Yesterday’s Cohort 21 F2F session provided a lot of time for putting faces to names, for putting names to schools, and ideas to be flushed out more completely. A few things struck me:

1) When the cohort held the unconference session in the afternoon (examining the role of technology in collecting data for and of learning, as well as exploring personalized learning, the flipped classroom, and inquiry-based learning) there were some communal threads that tied them all together. Namely:
– That assessment for learning (formative assessment) is vital for flipping the classroom to maintain responsive teaching when the learning breaks down
– That inquiry-based learning and personalized learning all have limitations based on the discipline itself, but also based on limitations of resources (class time, funding, etc…)
– That there is still a need to really uncover and explore what these terms mean to us, to our students, and to our administration

2) That there is still a real tension between the future of learning and relationships within our education communities
Shelly Thomas spoke well about the role that teachers play in the lives of students, and Derek Doucet deepened the conversation about learning being a process, a life-long process. It was great to hear these passionate teachers talk about how learning isn’t a means to an end
– However, it was interesting to hear from Adam Caplan who brought the other perspective that try as we might to emphasize the journey, for some (both parents and students) education is just that: a means to an end.

A few things have coalesced for me around these last two thoughts. I was reading this article in the Globe and Mail about Student Stress Rising at Post-Secondary Application Time where we learn about one student’s goals:

Toronto student Amir Alizadeh-Ebadi, 17, studies till 2 a.m. almost every night so he can maintain his almost 90-per-cent average and compete with others applying to university science programs. Mr. Alizadeh-Ebadi has applied to U of T, McGill University, Queen’s University and the University of Western Ontario. He is already thinking ahead to graduate school, and is considering applying to the United States then.

Mr. Alizadeh-Ebadi wants to follow in his father’s footsteps. His dad is a doctor, and, with his parents’ encouragement, he sees a future for himself there. Still, the pressure to get into a competitive program can be overwhelming for him and other top students.

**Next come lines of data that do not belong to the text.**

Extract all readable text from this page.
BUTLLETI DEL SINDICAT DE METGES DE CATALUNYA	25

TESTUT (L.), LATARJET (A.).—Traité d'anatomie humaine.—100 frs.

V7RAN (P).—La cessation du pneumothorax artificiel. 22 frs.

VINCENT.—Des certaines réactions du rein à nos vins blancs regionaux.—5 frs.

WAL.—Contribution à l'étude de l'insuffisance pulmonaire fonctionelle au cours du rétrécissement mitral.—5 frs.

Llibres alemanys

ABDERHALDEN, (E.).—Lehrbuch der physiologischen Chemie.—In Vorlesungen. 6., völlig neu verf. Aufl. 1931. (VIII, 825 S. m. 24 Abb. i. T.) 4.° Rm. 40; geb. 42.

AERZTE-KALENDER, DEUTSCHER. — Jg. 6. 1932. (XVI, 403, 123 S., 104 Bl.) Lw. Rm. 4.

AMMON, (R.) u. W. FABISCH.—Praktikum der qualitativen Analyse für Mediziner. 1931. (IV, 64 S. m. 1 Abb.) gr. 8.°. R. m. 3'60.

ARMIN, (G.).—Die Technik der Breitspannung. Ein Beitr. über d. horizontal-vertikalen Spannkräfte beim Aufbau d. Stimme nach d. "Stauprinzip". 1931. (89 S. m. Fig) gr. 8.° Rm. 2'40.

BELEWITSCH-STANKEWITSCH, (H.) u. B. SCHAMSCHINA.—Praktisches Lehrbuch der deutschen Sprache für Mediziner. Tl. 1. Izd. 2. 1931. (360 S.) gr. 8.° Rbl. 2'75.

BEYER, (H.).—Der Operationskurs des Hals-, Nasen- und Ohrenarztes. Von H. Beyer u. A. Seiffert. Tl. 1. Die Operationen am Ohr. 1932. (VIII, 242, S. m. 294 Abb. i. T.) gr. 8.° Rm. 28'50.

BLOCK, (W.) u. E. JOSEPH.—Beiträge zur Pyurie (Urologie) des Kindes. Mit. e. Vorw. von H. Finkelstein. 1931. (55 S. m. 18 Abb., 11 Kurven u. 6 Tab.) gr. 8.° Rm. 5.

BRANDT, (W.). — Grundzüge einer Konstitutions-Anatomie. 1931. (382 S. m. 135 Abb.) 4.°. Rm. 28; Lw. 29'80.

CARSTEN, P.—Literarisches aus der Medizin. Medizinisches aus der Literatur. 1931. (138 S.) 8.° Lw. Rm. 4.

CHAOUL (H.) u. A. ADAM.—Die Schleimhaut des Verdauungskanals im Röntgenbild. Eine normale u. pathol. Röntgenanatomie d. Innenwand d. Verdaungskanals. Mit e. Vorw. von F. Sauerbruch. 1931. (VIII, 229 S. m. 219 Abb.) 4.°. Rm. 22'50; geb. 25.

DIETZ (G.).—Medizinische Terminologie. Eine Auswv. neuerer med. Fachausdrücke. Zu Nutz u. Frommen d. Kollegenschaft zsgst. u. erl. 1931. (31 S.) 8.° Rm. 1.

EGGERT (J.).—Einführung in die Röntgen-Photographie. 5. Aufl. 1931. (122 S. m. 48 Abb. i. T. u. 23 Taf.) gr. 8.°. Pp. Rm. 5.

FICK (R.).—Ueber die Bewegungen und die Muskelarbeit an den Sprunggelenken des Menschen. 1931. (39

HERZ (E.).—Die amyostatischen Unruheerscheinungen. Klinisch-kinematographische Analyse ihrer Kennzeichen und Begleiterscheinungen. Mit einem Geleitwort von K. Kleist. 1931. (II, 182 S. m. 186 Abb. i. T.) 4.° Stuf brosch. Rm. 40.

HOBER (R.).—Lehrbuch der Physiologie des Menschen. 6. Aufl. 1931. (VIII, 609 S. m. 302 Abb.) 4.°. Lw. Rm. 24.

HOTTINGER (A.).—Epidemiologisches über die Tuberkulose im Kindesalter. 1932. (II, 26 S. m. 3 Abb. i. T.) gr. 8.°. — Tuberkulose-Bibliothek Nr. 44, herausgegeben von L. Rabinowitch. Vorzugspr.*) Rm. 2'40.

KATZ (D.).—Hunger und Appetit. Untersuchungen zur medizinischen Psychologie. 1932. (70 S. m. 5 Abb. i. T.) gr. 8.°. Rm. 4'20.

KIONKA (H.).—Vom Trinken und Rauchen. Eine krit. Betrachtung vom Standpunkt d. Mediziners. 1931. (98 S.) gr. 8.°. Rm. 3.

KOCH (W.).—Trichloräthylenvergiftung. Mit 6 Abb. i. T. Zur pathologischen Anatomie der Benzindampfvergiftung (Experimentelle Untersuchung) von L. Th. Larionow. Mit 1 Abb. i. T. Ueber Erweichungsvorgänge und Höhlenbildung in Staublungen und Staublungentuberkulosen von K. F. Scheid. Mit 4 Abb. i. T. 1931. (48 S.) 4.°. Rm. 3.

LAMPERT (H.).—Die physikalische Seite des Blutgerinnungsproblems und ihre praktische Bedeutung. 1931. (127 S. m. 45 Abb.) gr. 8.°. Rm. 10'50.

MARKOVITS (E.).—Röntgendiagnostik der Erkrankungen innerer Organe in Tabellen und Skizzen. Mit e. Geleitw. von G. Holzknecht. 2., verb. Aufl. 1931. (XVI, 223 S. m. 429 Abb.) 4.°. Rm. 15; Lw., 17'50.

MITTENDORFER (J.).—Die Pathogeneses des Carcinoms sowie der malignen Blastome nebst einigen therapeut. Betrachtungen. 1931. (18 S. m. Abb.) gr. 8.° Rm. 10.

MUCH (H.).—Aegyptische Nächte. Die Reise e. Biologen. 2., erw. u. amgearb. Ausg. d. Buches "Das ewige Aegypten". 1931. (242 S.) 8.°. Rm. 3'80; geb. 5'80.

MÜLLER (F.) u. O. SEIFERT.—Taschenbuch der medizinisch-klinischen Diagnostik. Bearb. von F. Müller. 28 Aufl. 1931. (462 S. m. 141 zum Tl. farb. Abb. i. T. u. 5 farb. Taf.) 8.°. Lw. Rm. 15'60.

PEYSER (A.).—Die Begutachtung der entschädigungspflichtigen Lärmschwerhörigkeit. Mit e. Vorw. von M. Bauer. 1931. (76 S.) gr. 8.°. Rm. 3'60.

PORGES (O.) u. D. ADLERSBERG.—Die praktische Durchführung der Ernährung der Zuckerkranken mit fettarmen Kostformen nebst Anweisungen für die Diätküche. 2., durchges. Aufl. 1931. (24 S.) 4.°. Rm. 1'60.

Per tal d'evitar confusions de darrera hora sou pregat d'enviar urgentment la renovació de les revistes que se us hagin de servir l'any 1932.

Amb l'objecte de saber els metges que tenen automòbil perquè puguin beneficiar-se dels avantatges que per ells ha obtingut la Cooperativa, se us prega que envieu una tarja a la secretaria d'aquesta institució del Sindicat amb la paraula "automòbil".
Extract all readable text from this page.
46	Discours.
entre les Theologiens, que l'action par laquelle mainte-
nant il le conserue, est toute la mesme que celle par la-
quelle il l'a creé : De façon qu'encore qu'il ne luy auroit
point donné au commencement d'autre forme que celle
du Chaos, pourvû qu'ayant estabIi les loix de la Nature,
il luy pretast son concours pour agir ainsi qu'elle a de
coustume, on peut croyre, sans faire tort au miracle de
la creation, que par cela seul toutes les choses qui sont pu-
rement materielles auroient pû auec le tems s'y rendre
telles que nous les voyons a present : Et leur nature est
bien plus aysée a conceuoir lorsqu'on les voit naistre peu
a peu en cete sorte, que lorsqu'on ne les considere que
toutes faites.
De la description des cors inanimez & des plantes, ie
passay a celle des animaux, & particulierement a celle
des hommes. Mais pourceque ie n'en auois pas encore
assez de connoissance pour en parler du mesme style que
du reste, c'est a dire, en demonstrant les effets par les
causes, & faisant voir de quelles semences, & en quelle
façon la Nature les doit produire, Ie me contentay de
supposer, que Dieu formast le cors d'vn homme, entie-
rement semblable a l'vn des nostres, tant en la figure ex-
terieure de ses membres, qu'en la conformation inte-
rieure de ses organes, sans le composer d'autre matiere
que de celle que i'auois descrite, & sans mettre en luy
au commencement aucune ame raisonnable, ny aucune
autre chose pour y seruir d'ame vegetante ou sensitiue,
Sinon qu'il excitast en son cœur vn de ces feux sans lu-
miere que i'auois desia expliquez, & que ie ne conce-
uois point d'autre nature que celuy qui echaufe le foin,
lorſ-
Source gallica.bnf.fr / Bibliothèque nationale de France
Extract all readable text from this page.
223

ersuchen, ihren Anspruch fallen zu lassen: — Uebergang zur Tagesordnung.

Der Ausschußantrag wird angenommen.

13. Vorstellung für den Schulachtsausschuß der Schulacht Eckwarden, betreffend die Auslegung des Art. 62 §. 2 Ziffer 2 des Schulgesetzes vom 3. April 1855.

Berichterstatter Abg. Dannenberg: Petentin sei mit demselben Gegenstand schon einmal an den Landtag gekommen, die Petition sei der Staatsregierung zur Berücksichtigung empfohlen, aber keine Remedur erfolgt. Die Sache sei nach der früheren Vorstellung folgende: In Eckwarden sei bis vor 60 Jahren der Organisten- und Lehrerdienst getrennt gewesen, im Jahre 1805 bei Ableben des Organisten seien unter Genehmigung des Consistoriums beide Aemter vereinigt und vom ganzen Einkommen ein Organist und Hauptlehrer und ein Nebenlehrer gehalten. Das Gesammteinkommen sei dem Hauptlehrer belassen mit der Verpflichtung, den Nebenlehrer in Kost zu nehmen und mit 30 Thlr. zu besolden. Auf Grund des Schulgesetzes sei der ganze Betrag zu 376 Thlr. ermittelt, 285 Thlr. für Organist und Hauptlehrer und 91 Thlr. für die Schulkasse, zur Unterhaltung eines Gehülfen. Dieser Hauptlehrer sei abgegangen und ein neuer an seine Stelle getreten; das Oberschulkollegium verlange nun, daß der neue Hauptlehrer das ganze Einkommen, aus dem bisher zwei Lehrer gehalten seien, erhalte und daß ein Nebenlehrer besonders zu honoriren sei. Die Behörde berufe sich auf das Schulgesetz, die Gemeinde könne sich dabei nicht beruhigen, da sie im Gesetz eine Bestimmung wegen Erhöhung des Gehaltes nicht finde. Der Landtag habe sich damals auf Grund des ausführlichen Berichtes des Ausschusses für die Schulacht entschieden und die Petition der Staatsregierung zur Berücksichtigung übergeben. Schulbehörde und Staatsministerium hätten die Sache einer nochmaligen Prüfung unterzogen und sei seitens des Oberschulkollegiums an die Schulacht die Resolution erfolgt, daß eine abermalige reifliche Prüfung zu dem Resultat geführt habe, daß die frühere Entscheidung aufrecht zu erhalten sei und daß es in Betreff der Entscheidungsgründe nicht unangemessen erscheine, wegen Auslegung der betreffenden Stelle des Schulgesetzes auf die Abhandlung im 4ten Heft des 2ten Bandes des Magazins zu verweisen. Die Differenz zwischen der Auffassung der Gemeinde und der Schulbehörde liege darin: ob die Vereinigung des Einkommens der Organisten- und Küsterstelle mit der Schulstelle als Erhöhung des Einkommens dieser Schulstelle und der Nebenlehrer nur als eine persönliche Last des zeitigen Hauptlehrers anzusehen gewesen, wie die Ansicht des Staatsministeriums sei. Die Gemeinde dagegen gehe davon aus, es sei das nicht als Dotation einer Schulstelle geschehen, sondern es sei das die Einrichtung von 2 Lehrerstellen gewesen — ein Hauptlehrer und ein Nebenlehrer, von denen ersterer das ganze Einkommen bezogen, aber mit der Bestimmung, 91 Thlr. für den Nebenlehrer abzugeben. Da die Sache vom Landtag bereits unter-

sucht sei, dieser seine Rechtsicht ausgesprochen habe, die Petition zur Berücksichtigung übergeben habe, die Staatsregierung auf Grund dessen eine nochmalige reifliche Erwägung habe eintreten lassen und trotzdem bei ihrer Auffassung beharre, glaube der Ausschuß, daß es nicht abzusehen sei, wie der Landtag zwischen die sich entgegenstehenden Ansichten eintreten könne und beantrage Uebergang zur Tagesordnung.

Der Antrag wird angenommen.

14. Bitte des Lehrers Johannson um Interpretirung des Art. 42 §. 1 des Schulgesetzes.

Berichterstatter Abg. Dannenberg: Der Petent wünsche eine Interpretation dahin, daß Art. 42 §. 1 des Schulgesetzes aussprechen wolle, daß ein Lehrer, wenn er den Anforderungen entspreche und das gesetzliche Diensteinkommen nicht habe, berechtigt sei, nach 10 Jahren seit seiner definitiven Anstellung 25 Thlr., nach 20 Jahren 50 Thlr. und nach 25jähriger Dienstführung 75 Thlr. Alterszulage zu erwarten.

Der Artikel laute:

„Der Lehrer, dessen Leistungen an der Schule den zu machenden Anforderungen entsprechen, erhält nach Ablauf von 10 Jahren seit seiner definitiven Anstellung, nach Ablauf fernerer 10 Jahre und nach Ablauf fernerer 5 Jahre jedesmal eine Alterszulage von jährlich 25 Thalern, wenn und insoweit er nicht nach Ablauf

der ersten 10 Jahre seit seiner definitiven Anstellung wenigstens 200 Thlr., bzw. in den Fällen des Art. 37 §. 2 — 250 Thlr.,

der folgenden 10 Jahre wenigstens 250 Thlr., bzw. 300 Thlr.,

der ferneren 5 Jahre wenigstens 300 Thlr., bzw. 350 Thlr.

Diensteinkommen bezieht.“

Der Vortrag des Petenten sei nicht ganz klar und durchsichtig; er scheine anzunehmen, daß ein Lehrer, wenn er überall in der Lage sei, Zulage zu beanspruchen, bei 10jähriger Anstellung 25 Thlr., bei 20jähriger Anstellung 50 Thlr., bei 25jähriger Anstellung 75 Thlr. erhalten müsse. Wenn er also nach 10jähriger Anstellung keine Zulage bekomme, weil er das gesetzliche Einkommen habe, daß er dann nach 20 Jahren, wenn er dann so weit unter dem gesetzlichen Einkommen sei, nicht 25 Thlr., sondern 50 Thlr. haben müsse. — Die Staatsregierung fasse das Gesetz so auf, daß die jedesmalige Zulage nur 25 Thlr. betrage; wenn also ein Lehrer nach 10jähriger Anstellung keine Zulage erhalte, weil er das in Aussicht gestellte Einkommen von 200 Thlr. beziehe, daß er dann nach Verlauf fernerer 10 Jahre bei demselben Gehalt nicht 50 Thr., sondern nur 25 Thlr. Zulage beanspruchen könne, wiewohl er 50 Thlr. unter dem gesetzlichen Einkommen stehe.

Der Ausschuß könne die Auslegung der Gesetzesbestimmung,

We have to acknowledge and empathize with the goals of students, and that there is a fine line between guiding them as life-long learners, and guiding them to appropriate post-secondary pathways.

Another piece that struck me was an article shared yesterday about the role of face-to-face practices in 21Century learning. Where is the role of the teacher. It emerged as we viewed a video about 21st century learning where one of the talking heads said that “we must do this in person first”. He was referring to the thinking skills required for effective online learning. The article that was shared yesterday was about how old-school (I use that term fully aware of its irony) teaching is still effective. “Student Prefer Good Lectures Over the Latest Technology in Class” addresses the point that:

The results indicate that students and professors don’t always agree on what works best in the classroom, says Dr. Fusaro. “Our analysis showed that teachers think that their students feel more positive about their classroom learning experience if there are more interactive, discussion-oriented activities. In reality, engaging and stimulating lectures, regardless of how technologies are used, are what really predict students’ appreciation of a given university course.”

So as we move forward in the Cohort we should move forward with, as Tim Hutton wrote about earlier on, cautious optimism.